Yes, now, after letting the whole ecosystem die by not supporting OpenCL 2.x for ~10 years, which in turn caused the whole ML field to turn into a Nvidia/CUDA monoculture.
Going by wikipedia it took AMD almost two years to release an SDK with full OpenCL 2.0 support and Intel wasn't that much faster. Most of the Open Source implementations also seem to have died around the OpenCL 1.2 mark, with some having incomplete 2.0 support. So while you can probably blame NVIDIA for kicking a dead horse it looks as if something else got to it first.
I believe OpenCL 2.0 had a mandatory feature that nvidia couldn't support (maybe something about sharing pointers between GPU and CPU?). OpenCL 3.0 solved this by making many features optional.

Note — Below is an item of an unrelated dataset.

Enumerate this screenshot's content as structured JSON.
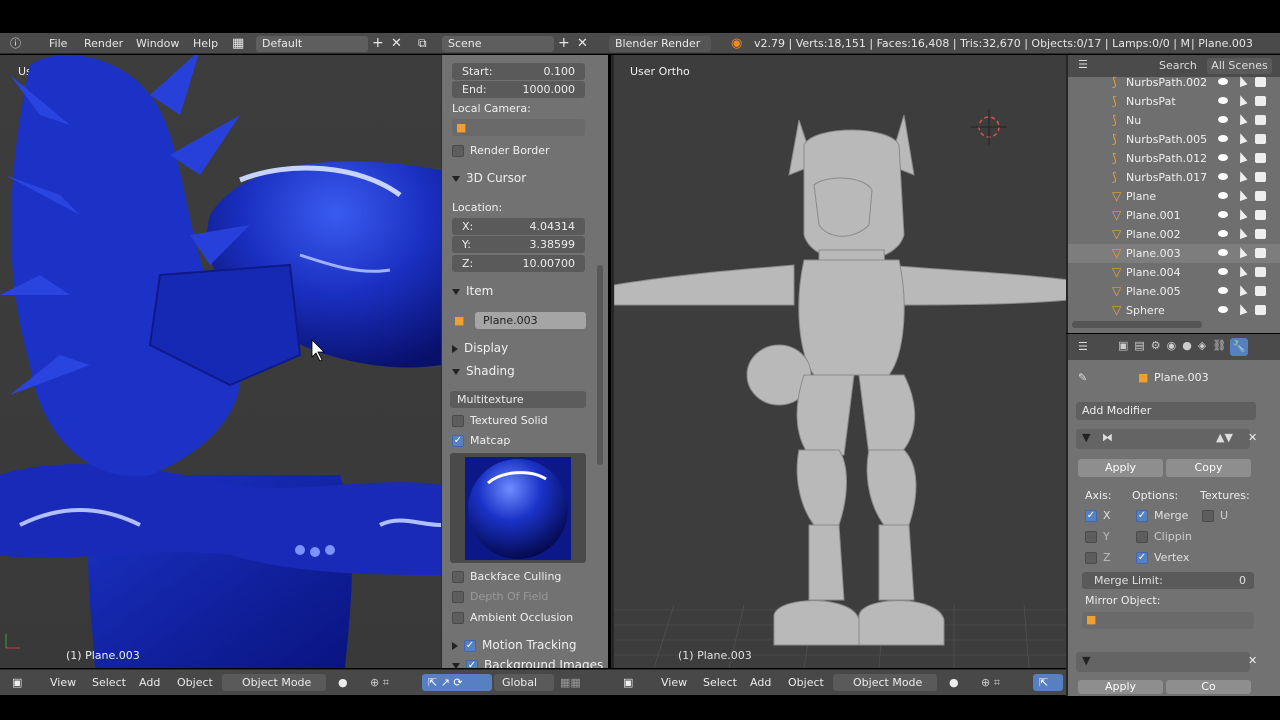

I tried to create a ML framework[0] that would work on both CUDA and OpenCL (and natively on the CPU) around 2015/2016, which included creating FFI wrappers for both CUDA and OpenCL. This is where my experience on the subject (and my contempt for NVIDIA) comes from.
Me memory isn't perfect, but IIRC the situation was roughly the following: We were quite short on resources (both devtime and money), which meant that we had to choose our scope wisely. Optimally we would have implemented both CUDA and OpenCL 2.0, but we had to settle for OpenCL 1.2 (which offered reduced performance, but was "good enough" for inference). IIRC OpenCL 2.0 was very very similar in what capabilities it assumed and offered to the CUDA version at the time, and cards like the GTX Titan X had "compute capabilities" that supported features like shared virtual memory between CPU and GPU in CUDA at the time. In fact the advances around memory management (and async copying) that were present in CUDA and not in OpenCL 1.x were the main source for the performance differences between the two.
From everything that I can tell at that point in time, if NVIDIA would have wanted to support OpenCL 2.0 they could have done so based on technical requirements. What the reason for not doing so is, is just pure speculation (lack of internal resources due to focusing on devtools?), but to me it always looked like they were using the edge they got via their proprietary libraries like cuDNN to get a foot into the field of ML and then purposefully neglected OpenCL to prevent any competitors from catching up. Classic Embrace, Extend, Extinguish.
Maybe you're right, however OpenCL 2.2 came out 4 years ago and (almost) nobody has adopted it yet, so the problem could be with the spec. OpenCL 3.0 was adopted by nvidia (although OCL 3.0 is the same as 1.2 with some optional features added)
But on that very same wikipedia page you can see it took less than a year for both intel and AMD to release openCL 2.0 drivers, yet nvidia didn't even start evaluating that for years.
Then again, it sounds like OpenCL 2.0 required some flexibility the nvidia drivers or hardware wasn't able to provide.
It's pretty hard to speculate to which degree nvidia was intentionally sandbagging here, and to which degree it really was stuck.
However, it's a member of khronos, and it's hard to believe they as such a major manufacturer could not have either said beforehand that the spec was a problem or simply complied with it; as both AMD and intel did.
Also, given CUDA's success it's all rather convenient for nVidia - at the very least it looks like they didn't mind leveraging their market position for continued market dominance, even if it's unclear whether that was an intentionally anti-competitive aim from the get go, or simply a fortunate happenstance they didn't try to avoid.
Then again; with antitrust enforcement mostly remaining in vaporware mode it's a little hard to blame them.